The Joplin Globe, Joplin, MO

January 16, 2011

Linda Cannon, book review: Book explains details of reading people

By Linda Cannon
Globe Columnist

JOPLIN, Mo. — One of my favorite television series is “Lie to Me,” so I was intrigued by the title “Reading People: How to Understand People and Predict Their Behavior -- Anytime, Anyplace” by Jo-Ellan Dimitrius and Wendy Patrick Mazzarella.

While it won’t turn you into Cal Lightman, there’s a lot of valuable information in the book. Much of it is common sense (such as people not meeting your eyes when they’re lying), but a lot of it bears repeating or is couched in a manner that helps to make things clearer and more meaningful.

Dimitrius has a Ph.D. in criminology and government and has worked as a jury consultant since 1984 on such cases as the Night Stalker (Richard Ramirez), McMartin Preschool, and Rodney King. Her co-author is a prosecutor with the San Diego, California district attorney’s office.

So, to start learning to read people the first step is to start really watching people, all the time, everywhere. If you tend to use email to communicate, at least step up to phone calls so that you can work on your voice reading skills. If you use the phone, try more face-to-face discussions to work on your voice and visual clue skills. The first chapter focuses on asking the right questions (not giving away too much information) and paying attention to responses, both verbal and nonverbal.  

The second section covers watching for patterns and breaks in them. Be alert for “rogue actions.” Someone who is habitually tidy or punctual who suddenly appears unkempt or is frequently late is saying, whether intentionally or not, something about themselves.

Next is learning to make first impressions based on physical appearance. One of the primary things to work on is watching out for deviations from the norm.

Dimitrius points out that anything unusual is key to understanding people. Look for “rogue traits” -- characteristics that don’t appear to match up with the rest of someone’s characteristics, such as a man who dresses conservatively but sports a large hoop earring or a woman who dresses dowdily but has unusually long and well-manicured fingernails. Sometimes there are mundane explanations for such things, but more often than not, it means something more important.
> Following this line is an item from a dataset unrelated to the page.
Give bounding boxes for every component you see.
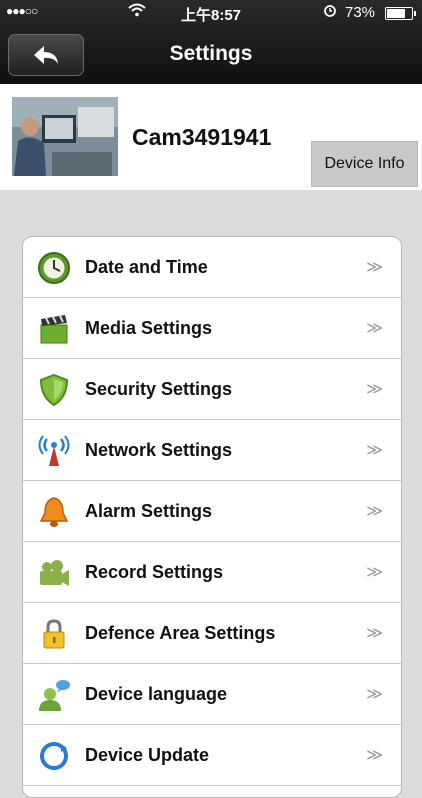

After that, we move on to first impressions based on body language. Body language is particularly important because while many people are very aware of what their words are telling us and are able to control that, most are not particularly aware of what their body or face are up to and it’s much harder to control those.

An obvious example would be someone whose words say that all is well, but their lips are compressed, so maybe they’re actually angry.  

Vocal mannerisms and tone can also tell a lot about a person, whether as a baseline or, again, alterations from the norm. Talking fast all of a sudden? The speaker may have just been caught in a lie. Similarly, slower than normal speech may also indicate lying, although it can also be because of fatigue, sadness or confusion.

You need to be aware of the various possibilities for variances in appearance, body language, or speech. Unfortunately, there is no foolproof way to tell is someone is lying or being manipulative. You have to add all the clues together to reach your best conclusion.

Communication style plays a role, as well. Dimitrius employs Linda McCallister’s six communication styles (reflectives, nobles, socratics, magistrates, candidates and senators). Developing awareness of communication styles is critical to reading people because a shift in communication style is very telling and understanding a person’s communication style can help you avoid misjudging them.

If someone’s answers are terse, it may be simply that they are a “noble.” If they are usually a chatty “reflective,” however, pay attention. Something out of the ordinary is going on.  

Dimitrius has a lot to say about the content of speech, as well. The use of profanity, exaggeration, gossiping, slang and humor can give you a lot of information about someone, depending greatly on context. Usage of slang may indicate socioeconomic status, but may also be a way of playing down one’s status to fit in.

The final sections cover reading the environment of your subject (most of which is fairly obvious), spotting exceptions to the rules, trying to read people online and what to watch for to spot possible criminals or terrorists.

If you want to understand what your co-workers, employees, boss, friends and family are really saying and are willing to put in a bit of time developing your people-reading skills, I think this would be just the ticket.